AIM and – to a lesser extent - the FTSE have since gradually recovered (AIM now sits higher than pre COVID levels), and as a result REITs in the more buoyant sub sectors (in particular industrial, supermarket, residential, and healthcare) have since seen their discounts to NAV unwind.  These REITs were able to raise equity (and debt, as banks’ confidence has since grown) between September and November 2020 to then deploy in transactions.  While not necessarily a sustained return to pre COVID-19 levels, we expect a continuation of this trend into Q1-21.  

Listed real estate equity fundraises (AIM and Main Market) in 2020 and 2019

Source: LSA Data

London was the least affected region, falling by 20% year on year, but all regions were significantly impacted (see [below]). ‘Portfolio’ deals remained stable year on year, and so increased their market share to 32% (up from 25%). Much of this was driven by the £4.7bn student portfolio investment made by Blackstone in Feb-20.

Regional transactions mix by value – 2019 (inner) vs 2020 (outer)

Source: LSA Data

Outlook

The resurgent M&A activity towards the end of 2020 was encouraging, and we are already seeing this trend continuing into 2021. Equity markets are very much open and the availability of debt appears to be improving.  

The prospect of low interest rates in the short-to-medium term has also made listed REITs and real estate in general relatively more desirable investments for those seeking a yield-based return.  However, investors continue to be selective, and we expect investment to remain skewed towards sub-sectors with more stable tenants and higher rent collections, notably logistics, healthcare, supermarkets, residential and offices.  Meanwhile, as UK lockdown measures endure, large real estate investors are telling us their strategies remain geared towards divesting their portfolios away from retail and leisure assets.  Overseas funds are no doubt waiting in the wings to pick up a bargain.

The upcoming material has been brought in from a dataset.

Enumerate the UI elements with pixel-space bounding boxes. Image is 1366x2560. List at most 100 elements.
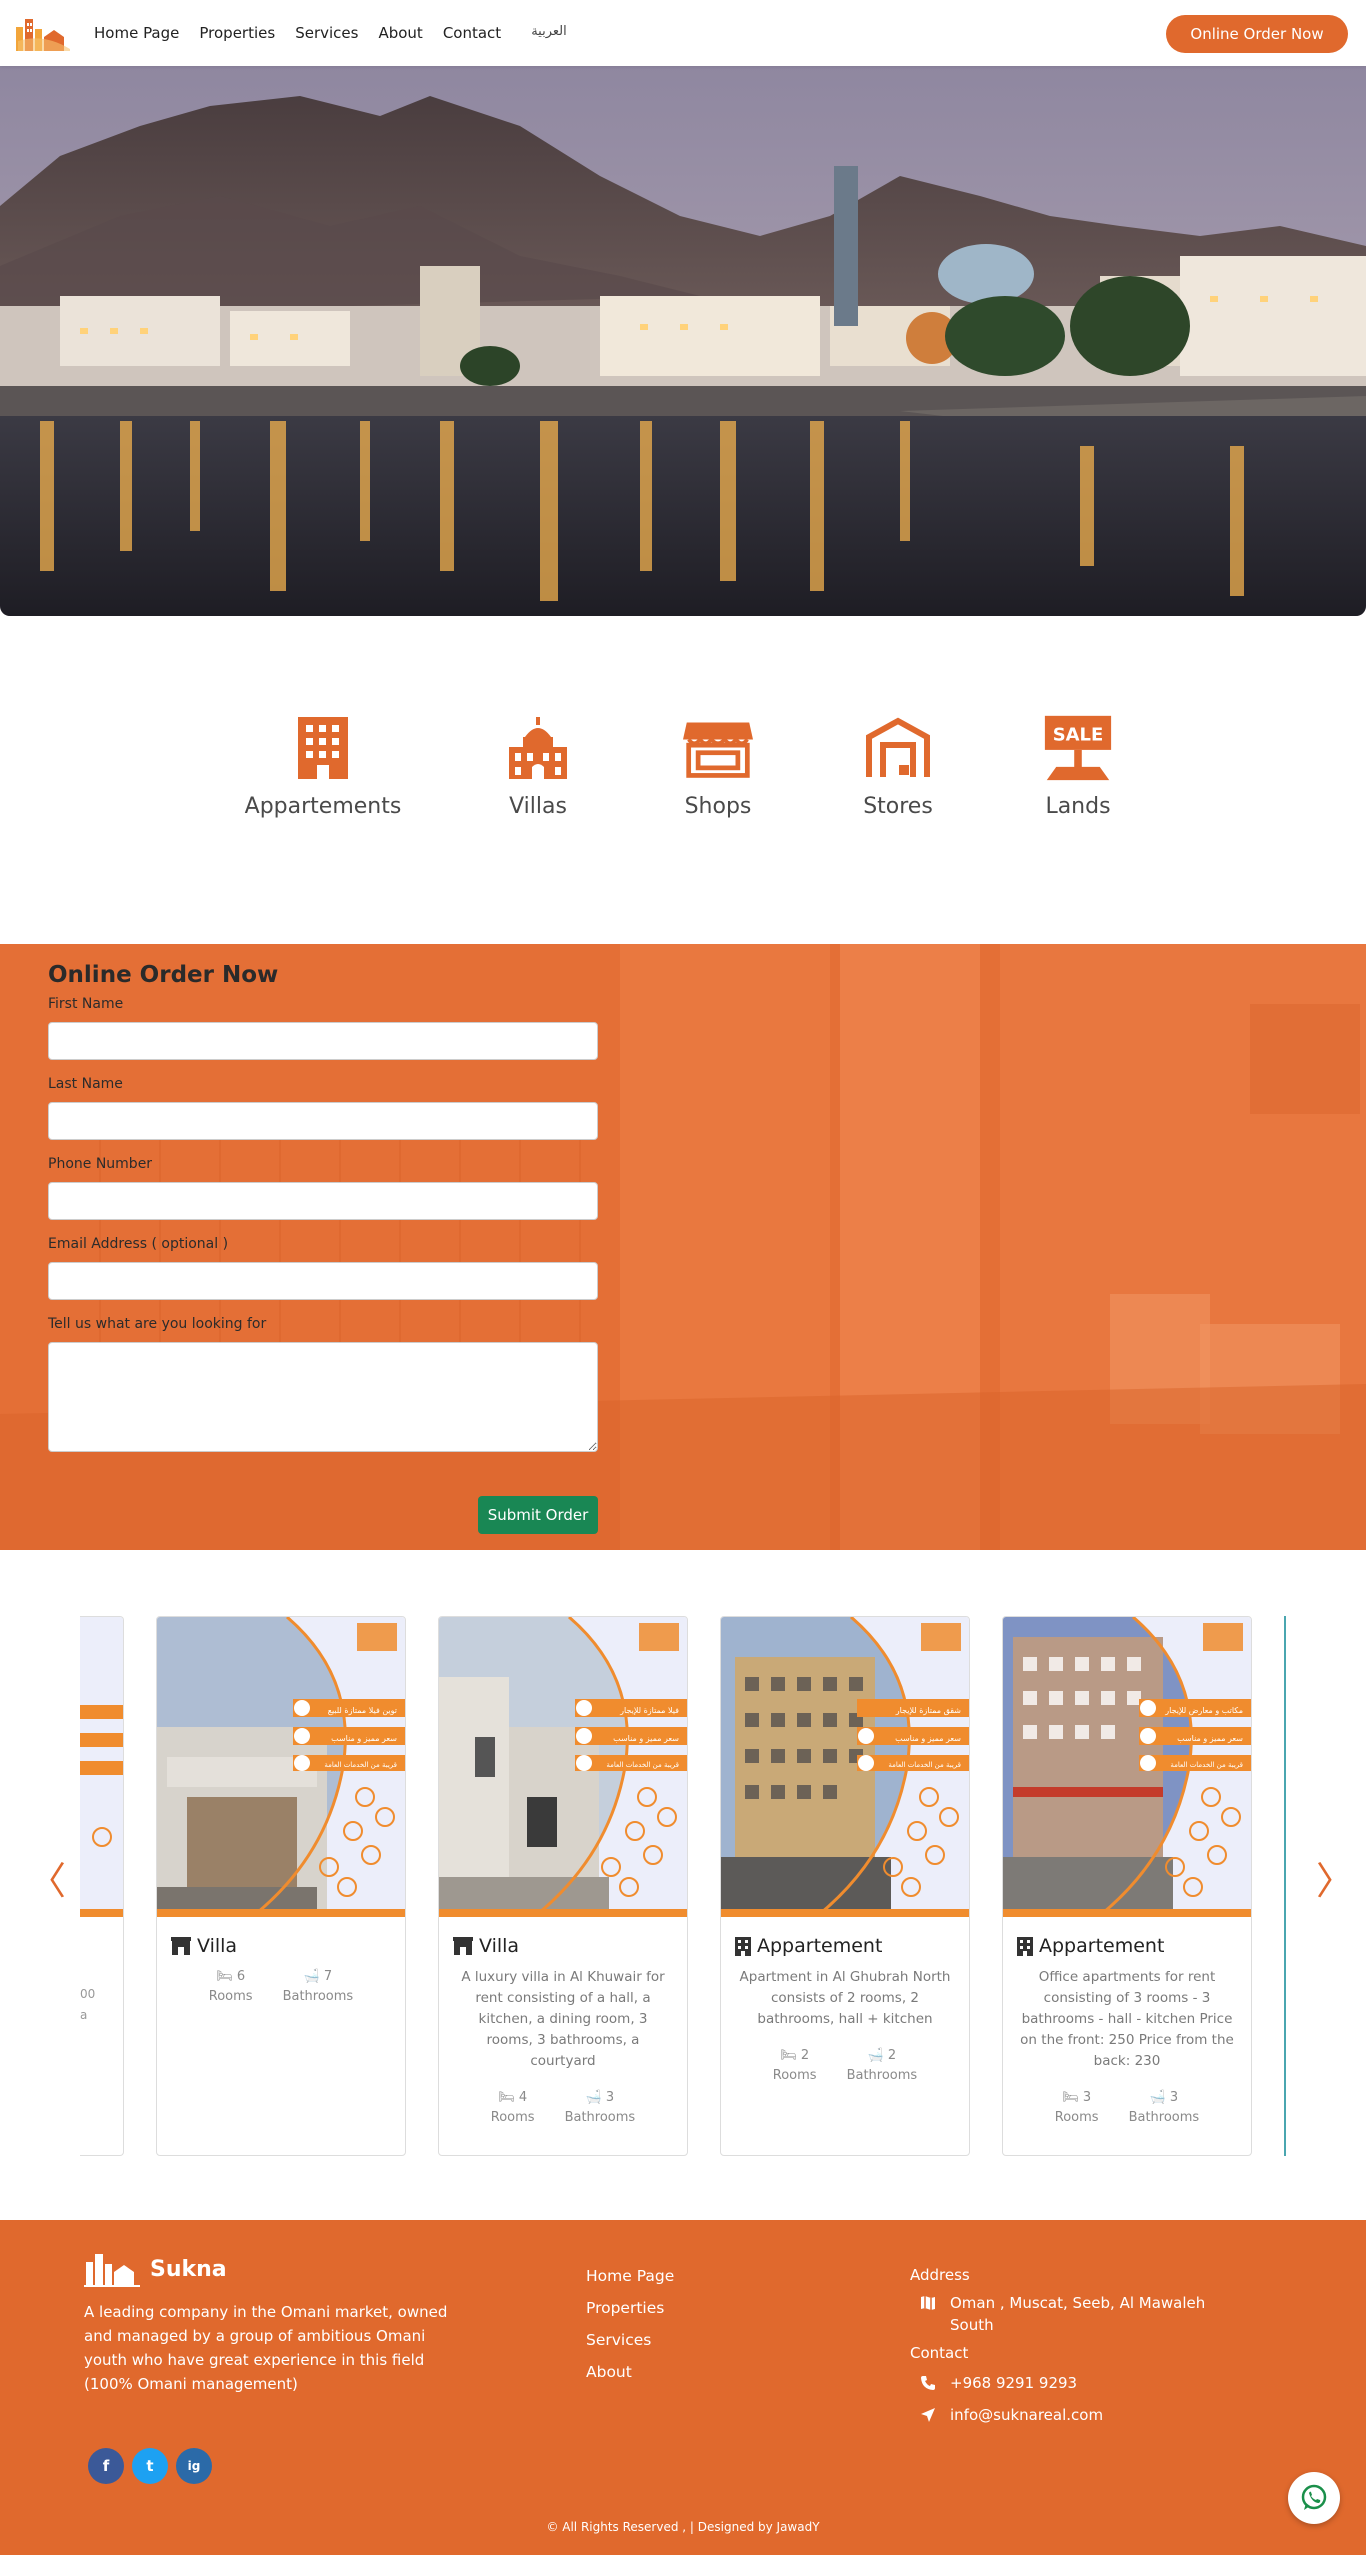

As for the slightly longer term, COVID-19 has accelerated change in the real estate sector. It is clear that remote and flexible working is here to stay, with many businesses sharing that employees plan to work from home at least twice a week.  The office sector and wider real estate market needs to shift to cater for this change, and we could see transformational changes to our high streets and city centres.

ESG is also much more prominent in the mindset of real estate investors.  2020 saw a surge in renewables activity which has crossed over into the real estate sector - Tritax BigBox Plc raised a £250m green bond before Christmas - and a number of social impact funds have emerged, including Home REIT Plc, which was set up to invest in homeless shelters across the UK.  The focus on ESG appears to be one of the true silver linings emerging out of COVID-19 that will shape the future of the sector.